Well hang in there you are so not alone!!
Good Luck
Jade :angel:
Anterrabae
02-16-2005, 02:10 PM
Thanks for the support. I guess sometimes stuff just.. sucks. But I had a protein bar and a handful of graham cracker sticks and I'm trying not to feel guilty. Go me!
Anterrabae
02-16-2005, 06:40 PM
Okay.. I feel a little better now. I'm going to try and eat right tomorrow and from now on. I wish I knew why I wanted to hold onto my ED so badly. It's weird. I know a lot of people on here want to stop and can't.. I feel like I could stop, but part of me doesn't *want* to. But for right now, I'm going to try. I feel a little better.

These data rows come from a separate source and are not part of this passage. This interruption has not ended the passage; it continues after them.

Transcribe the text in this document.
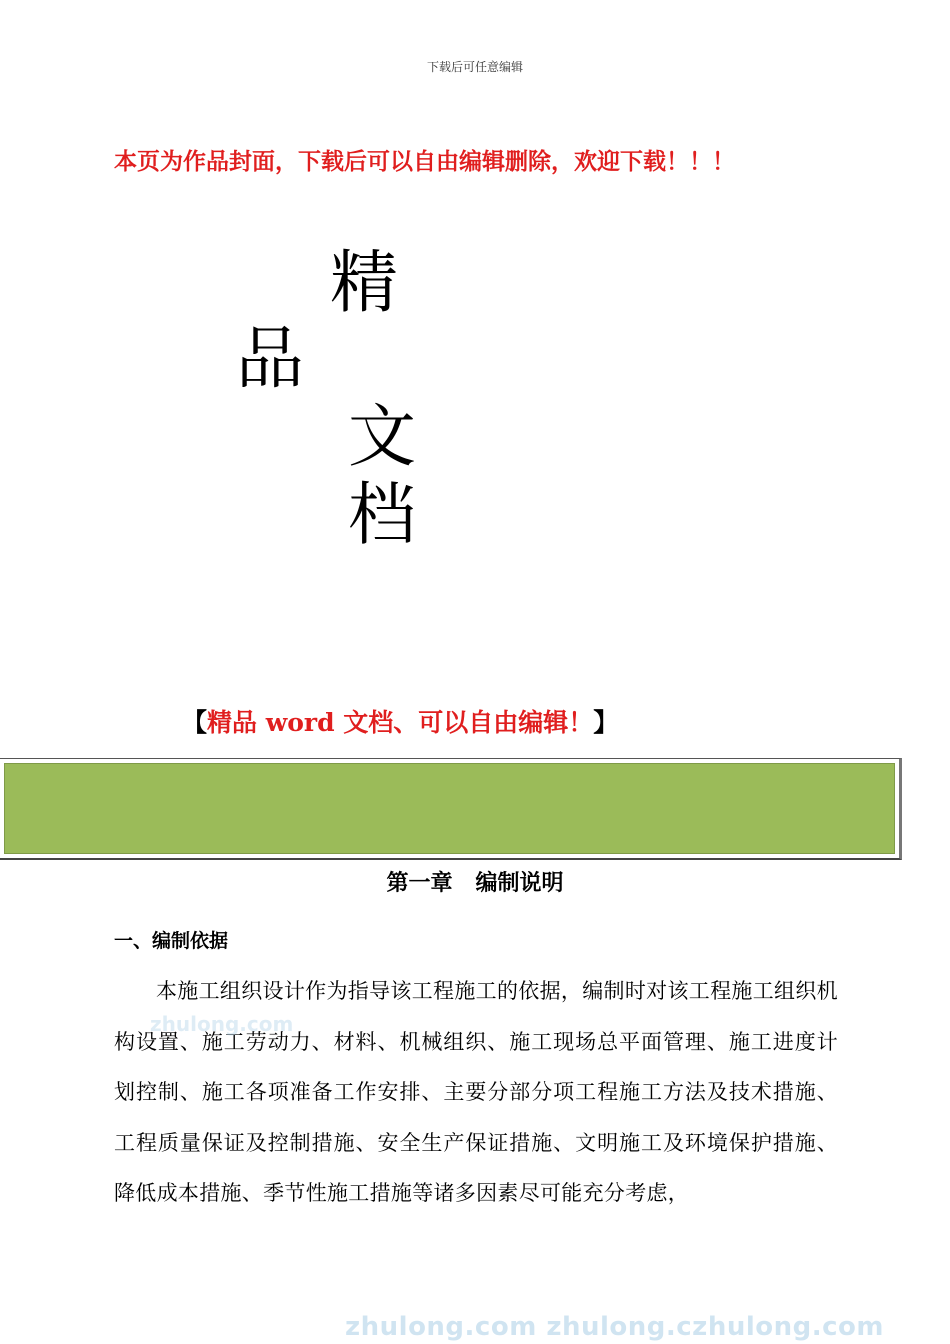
下载后可任意编辑
本页为作品封面，下载后可以自由编辑删除，欢迎下载！！！
精
品
文
档
【精品 word 文档、可以自由编辑！】
第一章   编制说明
一、编制依据
本施工组织设计作为指导该工程施工的依据，编制时对该工程施工组织机构设置、施工劳动力、材料、机械组织、施工现场总平面管理、施工进度计划控制、施工各项准备工作安排、主要分部分项工程施工方法及技术措施、工程质量保证及控制措施、安全生产保证措施、文明施工及环境保护措施、降低成本措施、季节性施工措施等诸多因素尽可能充分考虑，
zhulong.com
zhulong.com zhulong.czhulong.com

Heh, am I the queen of being-one-extreme-then-the-other or what?
SammyT
02-16-2005, 06:55 PM
hey u!! yeh...i retsricted my food intake yesterday (i had a horrible binge/purge the nite before) so even tho i did get all the crap outa my system, i still felt bad. so i had no sports or nething yesterday, so i went without no food except until supper. personly, i couldnt stand it!! i was so cold, tired, and ugh! i need to eat in order to have energy. im still young yet, and these r the time when sports and stuff count. i cant risk it. i shure hope u get feelin better!!!:):)
SammYx0x0x
jade112
02-16-2005, 08:18 PM
Graham Cracker Sticks are soooo good!!! I am glad you ATE and that you are feeling a lil' better!!!!
Jade
rcnh
02-18-2005, 09:12 AM
stop letting the food control you. you control it, enjoy your life, eat as you wish, everyone has a point set weight that the body is supposed to be at and the weight will level off. i have been there, and restricting is just an avoidence of another problem, find out what the problem is, tackle it and move forward. life is too short!
lovelydaze
02-20-2005, 12:42 AM
Easier said than done. I'm just going to leave it at that.